Il y a de la place pour les femmes dans les usines

Une campagne pour chasser les idées préconçues

Hélène Ruel helene.ruel@tc.tc
Publié le 7 décembre 2016

De gauche à droite, la coordonnatrice de la Table, Francyne Ducharme, le préfet suppléant Alain St-Pierre, la directrice du développement des communautés à la MRC, Ève Champagne et la directrice des SIE, Annie Perreault

©Photo TC Media - Hélène Ruel

À cette requête «Embauchez des femmes» adressée aux entreprises manufacturières pourrait s'en ajouter une autre, celle-là à l'endroit des femmes : «Femmes, il y a des emplois pour vous dans les entreprises manufacturières».

Avec des partenaires comme la MRC d'Arthabaska, la Chambre de commerce, la Corporation de développement économique, Services intégrés pour l'emploi, la Table de concertation du mouvement des femmes du Centre-du-Québec vient de se lancer dans une nouvelle campagne de sensibilisation.

Précédée d'un sondage auprès d'employeurs pour jauger leur ouverture à intégrer des travailleuses dans leur usine, la campagne s'amorce avec une série de six capsules vidéo où le ton et la gestuelle humoristique ne cachent toutefois pas la réalité.

Il y a de part et d'autre, du côté des employeurs comme des femmes, certaines réticences.

Si 56% des 106 entreprises ayant répondu au sondage mené l'été dernier, ne voient aucun obstacle à recruter des femmes, rien n'empêche que seulement 57 emploient des journalières. Au total, seulement 29% des travailleurs des entreprises manufacturières sont des femmes. La force physique constitue l'obstacle le plus souvent évoqué.

Les femmes entretiendraient elles aussi des préjugés quant au travail dans une usine, s'attendant à un environnement «sale».

Lorsqu'elles s'inscrivent chez Services intégrés pour l'emploi (SIE), d'emblée, elles souhaitent s'orienter vers un emploi dans le créneau des biens et services, dans les soins aux personnes, note la directrice Annie Perreault.

«Ce sera un grand défi pour nous que de tenter de les convaincre de s'intéresser aux emplois disponibles dans le secteur manufacturier», soutient-elle.

Les emplois de ce secteur sont souvent mieux rémunérés, offrent des horaires plus fixes, une plus grande sécurité d'emploi, note encore la directrice.

Car il y a des emplois dans ce domaine, souligne Chantale Descheneaux, agente de développement à la Table. Soixante-dix entreprises répondantes prévoient créer 635 emplois au cours des trois prochaines années, selon les données du sondage qu'elle a mené.

Pour soutenir tout à la fois les employeurs que les travailleuses potentielles, la campagne prévoit aussi la création d'une trousse d'outils pour les employeurs. Ils y trouveront ce qu'ils pourraient améliorer pour, non seulement recruter des femmes, mais les retenir en emploi, ce qui constitue un autre enjeu, selon la coordonnatrice de la Table, Francyne Ducharme.

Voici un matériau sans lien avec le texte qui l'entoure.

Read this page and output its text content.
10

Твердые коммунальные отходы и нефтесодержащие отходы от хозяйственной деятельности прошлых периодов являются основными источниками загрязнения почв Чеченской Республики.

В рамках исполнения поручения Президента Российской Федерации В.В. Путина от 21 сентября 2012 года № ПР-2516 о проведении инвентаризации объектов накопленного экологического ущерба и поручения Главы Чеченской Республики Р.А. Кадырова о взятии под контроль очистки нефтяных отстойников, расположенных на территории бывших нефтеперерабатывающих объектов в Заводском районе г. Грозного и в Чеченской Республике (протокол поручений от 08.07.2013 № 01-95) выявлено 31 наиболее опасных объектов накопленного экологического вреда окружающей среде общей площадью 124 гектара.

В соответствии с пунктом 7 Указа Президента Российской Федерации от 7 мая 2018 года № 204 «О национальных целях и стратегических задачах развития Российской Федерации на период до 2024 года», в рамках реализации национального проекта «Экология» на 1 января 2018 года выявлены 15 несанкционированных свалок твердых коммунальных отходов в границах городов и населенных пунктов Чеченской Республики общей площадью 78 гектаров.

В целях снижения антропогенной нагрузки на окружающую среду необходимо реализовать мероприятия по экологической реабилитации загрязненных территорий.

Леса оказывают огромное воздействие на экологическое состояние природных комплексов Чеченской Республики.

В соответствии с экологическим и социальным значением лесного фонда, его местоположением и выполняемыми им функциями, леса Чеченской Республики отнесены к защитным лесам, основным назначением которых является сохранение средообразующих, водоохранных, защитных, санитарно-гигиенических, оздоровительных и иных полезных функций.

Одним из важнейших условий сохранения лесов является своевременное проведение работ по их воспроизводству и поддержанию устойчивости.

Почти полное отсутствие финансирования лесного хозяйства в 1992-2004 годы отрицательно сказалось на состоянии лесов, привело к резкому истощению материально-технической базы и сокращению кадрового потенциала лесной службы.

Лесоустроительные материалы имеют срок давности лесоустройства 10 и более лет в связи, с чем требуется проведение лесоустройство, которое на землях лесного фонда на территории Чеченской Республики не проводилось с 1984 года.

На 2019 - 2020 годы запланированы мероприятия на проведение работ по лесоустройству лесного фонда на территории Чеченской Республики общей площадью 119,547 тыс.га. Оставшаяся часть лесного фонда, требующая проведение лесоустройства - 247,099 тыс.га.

Quant aux femmes, SIE organisera des sessions de formation et d'information sur les concepts de santé et de sécurité au travail, du système impérial métrique, d'hygiène et de salubrité. On leur proposera même d'apprendre à manœuvrer un chariot élévateur… tout aussi utile aux hommes pour soulever des piles de planches.

Le préfet suppléant de la MRC d'Arthabaska, Alain St-Pierre, a salué cette opération visant à chasser les idées préconçues. Il dit qu'elle favorisera l'égalité en emploi et contribuera à satisfaire les besoins de main-d'œuvre des entreprises.

Les capsules vidéos peuvent être visionnées sur diverses plateformes, celles des sites des partenaires et sur la chaîne You Tube de la Table de concertation du mouvement des femmes du Centre-du-Québec.